Ogni due anni, Yoko Ono spedisce una lettera alla New York State Division of Parole, a cui spetta la responsabilità di allentare le misure restrittive ai detenuti. Il contenuto è sempre lo stesso, si tratta di un breve appello affinché l’assassino non assapori il piacere della libertà.
Il suo rilascio – sostiene la vedova – andrebbe a sminuire la gravità del crimine compiuto e scoraggerebbe il rispetto delle leggi.
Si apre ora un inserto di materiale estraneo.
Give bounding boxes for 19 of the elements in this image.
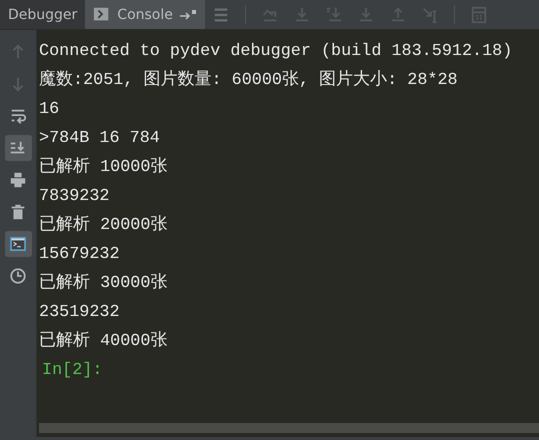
- console-line: 魔数:2051, 图片数量: 60000张, 图片大小: 28*28: [39, 68, 459, 92]
- console-line: 已解析 20000张: [39, 214, 168, 237]
- console-icon: [93, 6, 112, 24]
- input-prompt: In[2]:: [41, 360, 104, 382]
- console-line: 已解析 40000张: [39, 330, 168, 353]
- console-line: 16: [39, 99, 60, 121]
- scrollbar[interactable]: [39, 423, 539, 433]
- console-line: 7839232: [39, 186, 110, 208]
- console-line: 已解析 10000张: [39, 156, 168, 179]
- console-line: 23519232: [39, 302, 121, 324]
- console-line: >784B 16 784: [39, 128, 161, 150]
- tab[interactable]: Console: [85, 0, 205, 29]
- tab[interactable]: Debugger: [0, 0, 86, 29]
- console-line: 15679232: [39, 244, 121, 266]
- scroll-to-end-icon[interactable]: [4, 135, 32, 161]
- console-line: Connected to pydev debugger (build 183.5912.18): [39, 41, 514, 63]
- console-line: 已解析 30000张: [39, 272, 168, 295]
- console-icon[interactable]: [4, 231, 32, 257]
- pin-icon[interactable]: [178, 8, 197, 20]
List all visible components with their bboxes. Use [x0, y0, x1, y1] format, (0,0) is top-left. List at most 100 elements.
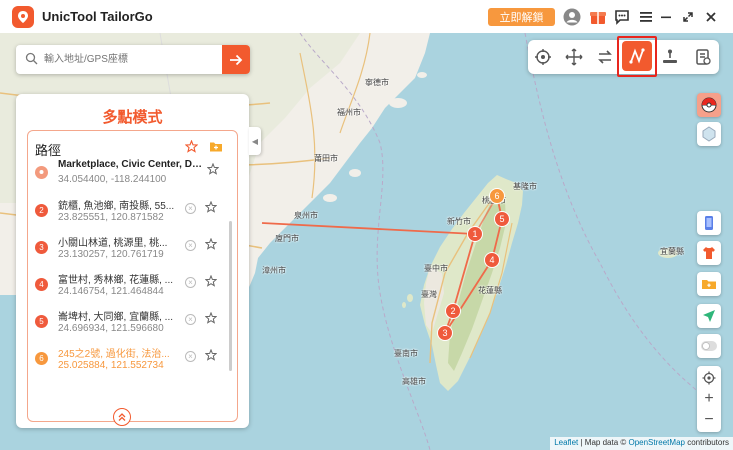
route-spot-item[interactable]: 4 富世村, 秀林鄉, 花蓮縣, ... 24.146754, 121.4648…	[28, 269, 223, 307]
arrow-right-icon	[230, 54, 243, 65]
pokestop-icon[interactable]	[697, 122, 721, 146]
app-title: UnicTool TailorGo	[42, 9, 153, 24]
spot-number-badge: 6	[35, 352, 48, 365]
place-label: 臺南市	[394, 349, 418, 358]
spot-number-badge: 5	[35, 315, 48, 328]
favorite-star-icon[interactable]	[204, 348, 218, 366]
search-icon	[25, 52, 38, 70]
delete-spot-icon[interactable]: ×	[185, 203, 196, 214]
leaflet-link[interactable]: Leaflet	[554, 438, 578, 447]
search-bar	[16, 45, 250, 74]
spot-name: 富世村, 秀林鄉, 花蓮縣, ...	[58, 275, 174, 286]
shirt-icon[interactable]	[697, 241, 721, 265]
delete-spot-icon[interactable]: ×	[185, 277, 196, 288]
place-label: 漳州市	[262, 266, 286, 275]
spot-name: Marketplace, Civic Center, Do...	[58, 159, 204, 170]
osm-link[interactable]: OpenStreetMap	[628, 438, 684, 447]
route-spot-item[interactable]: 3 小關山林道, 桃源里, 桃... 23.130257, 120.761719…	[28, 232, 223, 270]
double-chevron-up-icon	[118, 413, 126, 421]
spot-name: 崙埤村, 大同鄉, 宜蘭縣, ...	[58, 312, 174, 323]
collapse-panel-button[interactable]: ◀	[249, 127, 261, 155]
two-spot-mode-icon[interactable]	[594, 46, 616, 68]
spot-coord: 23.825551, 120.871582	[58, 212, 164, 223]
favorite-star-icon[interactable]	[204, 200, 218, 218]
jump-teleport-mode-icon[interactable]	[659, 46, 681, 68]
joystick-mode-icon[interactable]	[563, 46, 585, 68]
spot-number-badge: 3	[35, 241, 48, 254]
route-start-item[interactable]: Marketplace, Civic Center, Do... 34.0544…	[28, 157, 223, 195]
app-logo-icon	[12, 6, 34, 28]
route-marker[interactable]: 1	[467, 226, 483, 242]
route-list: 路徑 Marketplace, Civic Center, Do... 34.0…	[27, 130, 238, 422]
route-marker[interactable]: 4	[484, 252, 500, 268]
expand-list-button[interactable]	[113, 408, 131, 426]
gift-icon[interactable]	[588, 7, 608, 27]
place-label: 新竹市	[447, 217, 471, 226]
menu-icon[interactable]	[636, 7, 656, 27]
device-icon[interactable]	[697, 211, 721, 235]
route-marker[interactable]: 2	[445, 303, 461, 319]
search-go-button[interactable]	[222, 45, 250, 74]
locate-icon[interactable]	[697, 368, 721, 388]
route-spot-item[interactable]: 2 銃櫃, 魚池鄉, 南投縣, 55... 23.825551, 120.871…	[28, 195, 223, 233]
place-label: 福州市	[337, 108, 361, 117]
panel-title: 多點模式	[102, 109, 163, 126]
folder-icon[interactable]	[697, 272, 721, 296]
place-label: 高雄市	[402, 377, 426, 386]
minimize-icon[interactable]	[656, 7, 676, 27]
place-label: 基隆市	[513, 182, 537, 191]
spot-name: 小關山林道, 桃源里, 桃...	[58, 238, 168, 249]
spot-coord: 23.130257, 120.761719	[58, 249, 164, 260]
route-marker[interactable]: 3	[437, 325, 453, 341]
buy-button[interactable]: 立即解鎖	[488, 8, 555, 26]
route-spot-item-current[interactable]: 6 245之2號, 過化街, 法治... 25.025884, 121.5527…	[28, 343, 223, 381]
place-label: 寧德市	[365, 78, 389, 87]
restore-icon[interactable]	[678, 7, 698, 27]
map-attribution: Leaflet | Map data © OpenStreetMap contr…	[550, 437, 733, 450]
delete-spot-icon[interactable]: ×	[185, 351, 196, 362]
spot-coord: 24.146754, 121.464844	[58, 286, 164, 297]
zoom-controls: + −	[697, 366, 721, 432]
list-scrollbar[interactable]	[229, 221, 232, 371]
navigation-icon[interactable]	[697, 304, 721, 328]
spot-coord: 24.696934, 121.596680	[58, 323, 164, 334]
route-spot-item[interactable]: 5 崙埤村, 大同鄉, 宜蘭縣, ... 24.696934, 121.5966…	[28, 306, 223, 344]
attribution-text: contributors	[684, 438, 729, 447]
place-label: 廈門市	[275, 234, 299, 243]
route-marker[interactable]: 5	[494, 211, 510, 227]
delete-spot-icon[interactable]: ×	[185, 240, 196, 251]
favorite-star-icon[interactable]	[204, 274, 218, 292]
delete-spot-icon[interactable]: ×	[185, 314, 196, 325]
place-label: 泉州市	[294, 211, 318, 220]
place-label: 莆田市	[314, 154, 338, 163]
favorite-star-icon[interactable]	[204, 237, 218, 255]
close-icon[interactable]	[701, 7, 721, 27]
spot-number-badge: 4	[35, 278, 48, 291]
favorite-star-icon[interactable]	[204, 311, 218, 329]
place-label: 花蓮縣	[478, 286, 502, 295]
feedback-icon[interactable]	[612, 7, 632, 27]
spot-name: 245之2號, 過化街, 法治...	[58, 349, 170, 360]
history-mode-icon[interactable]	[692, 46, 714, 68]
zoom-out-button[interactable]: −	[697, 410, 721, 430]
teleport-mode-icon[interactable]	[532, 46, 554, 68]
chevron-left-icon: ◀	[251, 136, 259, 146]
route-marker-current[interactable]: 6	[489, 188, 505, 204]
favorite-route-icon[interactable]	[184, 139, 199, 158]
search-input[interactable]	[44, 49, 232, 69]
attribution-text: | Map data ©	[578, 438, 629, 447]
favorite-star-icon[interactable]	[206, 162, 220, 180]
zoom-in-button[interactable]: +	[697, 389, 721, 409]
spot-coord: 25.025884, 121.552734	[58, 360, 164, 371]
title-bar: UnicTool TailorGo 立即解鎖	[0, 0, 733, 33]
pokemon-go-icon[interactable]	[697, 93, 721, 117]
place-label: 臺中市	[424, 264, 448, 273]
user-icon[interactable]	[562, 7, 582, 27]
import-folder-icon[interactable]	[209, 140, 223, 158]
spot-coord: 34.054400, -118.244100	[58, 174, 167, 185]
spot-name: 銃櫃, 魚池鄉, 南投縣, 55...	[58, 201, 175, 212]
start-pin-icon	[35, 166, 48, 179]
toggle-icon[interactable]	[697, 334, 721, 358]
multi-spot-mode-icon[interactable]	[622, 41, 652, 71]
place-label: 宜蘭縣	[660, 247, 684, 256]
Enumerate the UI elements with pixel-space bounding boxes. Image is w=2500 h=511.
Ogni due anni Chapman chiede – inutilmente – la libertà condizionale, l’ultima volta risale al settembre del 2020. In quella occasione ha approfittato dell’udienza per mandare un messaggio alla Ono:
Voglio solo ribadire che mi dispiace per il mio crimine, non ho scuse, è stato fatto per auto-celebrazione. L’ho assassinato perché era molto, molto, molto famoso e io ero molto, molto, molto alla ricerca di glorificazione, molto egoista. Sono dispiaciuto per il dolore che ho causato, ci penso tutto il tempo.
Se scegliete di lasciarmi in prigione per il resto della mia vita, non ho niente da eccepire.
(AGI, 22 settembre 2020)
L’assassino dell’ex Beatles potrà ripresentare la richiesta di libertà condizionale nel settembre del 2022. Yoko Ono si opporrà come sempre perché teme che Chapman potrebbe rifarlo di nuovo, colpendo lei stessa o anche il figlio Sean.